Includes information on average tariff rates and types that U.S. firms should be aware of when exporting to the market.
Montenegro has a small but open economy that is generally based on free trade. Trade policy is characterized by a low level of custom duties and the absence of non-tariff trade barriers. The tariff system is prescribed by the Law on Customs Tariffs. Tariffs range from zero to 30 percent. Customs tariffs are not calculated on exported goods. Montenegro is a member of the Central European Free Trade Agreement (CEFTA).
Import duties are set by the customs tariff, as an integral part of the Customs Tariff Law, which is fully based on terms harmonized with EU legislation. The value of goods, which serves as the customs assessment base, is the contract price. Customs Law, however, discusses general procedures applicable to the trading of goods. For further information please see https://upravacarina.gov.me/uprava.

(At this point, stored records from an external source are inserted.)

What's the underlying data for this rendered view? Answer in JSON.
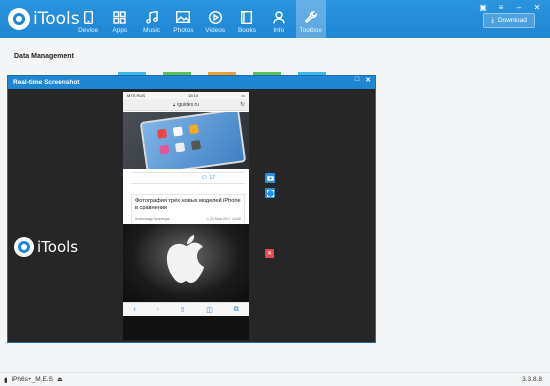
{
  "app": {
    "logo_text": "iTools",
    "colors": {
      "topbar": "#1f86d3",
      "accent": "#2d8ee0",
      "close": "#e24b4b"
    }
  },
  "nav": [
    {
      "label": "Device",
      "icon": "phone-icon"
    },
    {
      "label": "Apps",
      "icon": "apps-icon"
    },
    {
      "label": "Music",
      "icon": "music-icon"
    },
    {
      "label": "Photos",
      "icon": "photos-icon"
    },
    {
      "label": "Videos",
      "icon": "videos-icon"
    },
    {
      "label": "Books",
      "icon": "books-icon"
    },
    {
      "label": "Info",
      "icon": "user-icon"
    },
    {
      "label": "Toolbox",
      "icon": "wrench-icon",
      "active": true
    }
  ],
  "download_label": "Download",
  "section_title": "Data Management",
  "screenshot_window": {
    "title": "Real-time Screenshot",
    "logo_text": "iTools"
  },
  "phone": {
    "carrier": "MTS RUS",
    "time": "15:10",
    "url": "iguides.ru",
    "comment_count": "17",
    "article_title": "Фотография трёх новых моделей iPhone в сравнении",
    "author": "Александр Кузнецов",
    "date": "21 Мая 2017 14:00"
  },
  "statusbar": {
    "device": "iPh6s+_M.E.S",
    "version": "3.3.8.8"
  }
}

Raw materials, especially aluminum, are the dominant Montenegrin export while imports, which far outstrip exports, have no single dominant item. Major categories of imports include: cosmetics, personal hygiene products, food stuffs, and clothing.
According to 2020 data from the Montenegrin Statistical Office (Monstat), foreign trade exchange was EUR 2,471.3 billion. The value of overall exported and imported goods in 2020 was EUR 366.1 million and EUR 1.2 billion, respectively. Montenegro’s most important export partners were Serbia (EUR 101 million), Slovenia (EUR 35.8 million) and Kosovo (EUR 23.6 million), with imports mainly coming from Serbia (EUR 414.4 million), China (EUR 218 million) and Germany (EUR 204.1 million).
Foreign trade exchange was the highest with Central European Free Trade Agreement (CEFTA) states and the EU.